WaPo's farewell to objective journalism

The Washington Post’s July 9 headline is splashed in big type across the entire page A6: “Dueling views after a Palestinian teen is killed.”

As the dispatch by correspondent William Booth starts off, readers are assured that both sides will be treated equally and fairly in relating this incident.  As “dueling views” suggests.

“About two things, almost everyone agrees,” Booth writes in his lead.  “A Palestinian teenager threw rocks at an Israeli army vehicle near the main military checkpoint in the West Bank city of Ramallah last Friday. And a senior Israeli army commander got out of his jeep and fatally shot the teen, making him the third son in his family to die in clashes with Israeli soldiers. The Israeli military said the officer feared for his life; Palestinians say the teen was fleeing when he was gunned down.”

So far, Booth hews to objective one-said-the-other-said parallelism.  Sadly, it doesn’t last long.

Booth is not content to let both parties have their say.  He can’t resist a trifecta – not just a balance of Palestinian and Israeli views, but Booth’s own opinion and judgment also are tossed in the pot.  And when he does this, he tilts the article in favor of the Palestinian side.

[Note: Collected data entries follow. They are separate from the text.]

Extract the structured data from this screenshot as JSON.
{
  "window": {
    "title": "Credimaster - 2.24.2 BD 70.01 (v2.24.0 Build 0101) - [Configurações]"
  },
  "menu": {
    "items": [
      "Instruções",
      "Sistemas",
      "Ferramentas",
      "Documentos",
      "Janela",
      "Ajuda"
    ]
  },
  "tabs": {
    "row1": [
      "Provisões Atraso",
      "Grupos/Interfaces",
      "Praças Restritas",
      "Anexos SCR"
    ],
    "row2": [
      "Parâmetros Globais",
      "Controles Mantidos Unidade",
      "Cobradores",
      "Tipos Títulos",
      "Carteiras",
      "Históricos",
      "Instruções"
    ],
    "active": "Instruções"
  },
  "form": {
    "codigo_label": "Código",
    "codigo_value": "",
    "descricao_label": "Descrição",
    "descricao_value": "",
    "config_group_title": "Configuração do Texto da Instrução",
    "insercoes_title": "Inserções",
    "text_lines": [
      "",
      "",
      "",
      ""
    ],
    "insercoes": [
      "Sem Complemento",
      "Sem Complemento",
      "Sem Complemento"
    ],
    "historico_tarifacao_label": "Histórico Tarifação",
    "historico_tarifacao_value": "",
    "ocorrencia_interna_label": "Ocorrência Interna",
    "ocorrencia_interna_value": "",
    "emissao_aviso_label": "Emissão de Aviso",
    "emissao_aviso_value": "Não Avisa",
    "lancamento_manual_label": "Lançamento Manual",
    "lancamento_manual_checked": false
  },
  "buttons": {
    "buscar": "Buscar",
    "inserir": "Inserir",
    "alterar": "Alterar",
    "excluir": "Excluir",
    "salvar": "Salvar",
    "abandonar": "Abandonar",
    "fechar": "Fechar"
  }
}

As in the fourth paragraph, as Booth opines that Palestinian rock-throwers “rarely pose a serious threat to soldiers in helmets and protective gear.”  Score a big one for the Palestinian side as Booth dismisses the lethality of Palestinian rock-throwing barrages.

Or when Booth draws his own conclusion about the wider impact of Palestinian rock-throwers.  As in his eleventh paragraph, when he lets us in on his personal view about the killing of Mohammed al-Kasbah: “The shooting of Kasbah is the latest reminder of how the Israeli occupation of the West Bank, now in its 48th year, continues to take lives and leave scars.”  Goodbye, objective journalism.  Booth is feeding readers pro-Palestinian propaganda, pure and simple.  No mention of Palestinian terrorism.  It’s Israel – and Israel alone – that is responsible for the conflict, according to Booth.  Goodbye to the supposedly balanced “dueling views” promised by the headline.

To telegraph his own views, Booth ends his article with a heart-tugging coda, uncritically quoting the Palestinian teen’s father: “You ask me why this happened to my family? I will tell you. The reason is that we live in this camp. All we have known is jail, jail, jail. If we were still living in my home village, none of this would ever have happened.”

There’s another way to gauge the fairness – of lack thereof – of Booth’s piece.  His article, along with two photographs of demonstrating Palestinians, spares no ink.  But quantitatively, it’s hugely unbalanced – 18 paragraphs for the Palestinian side, 7 paragraphs for the Israeli side.

Leo Rennert is a former White House correspondent and Washington bureau chief of McClatchy Newspapers.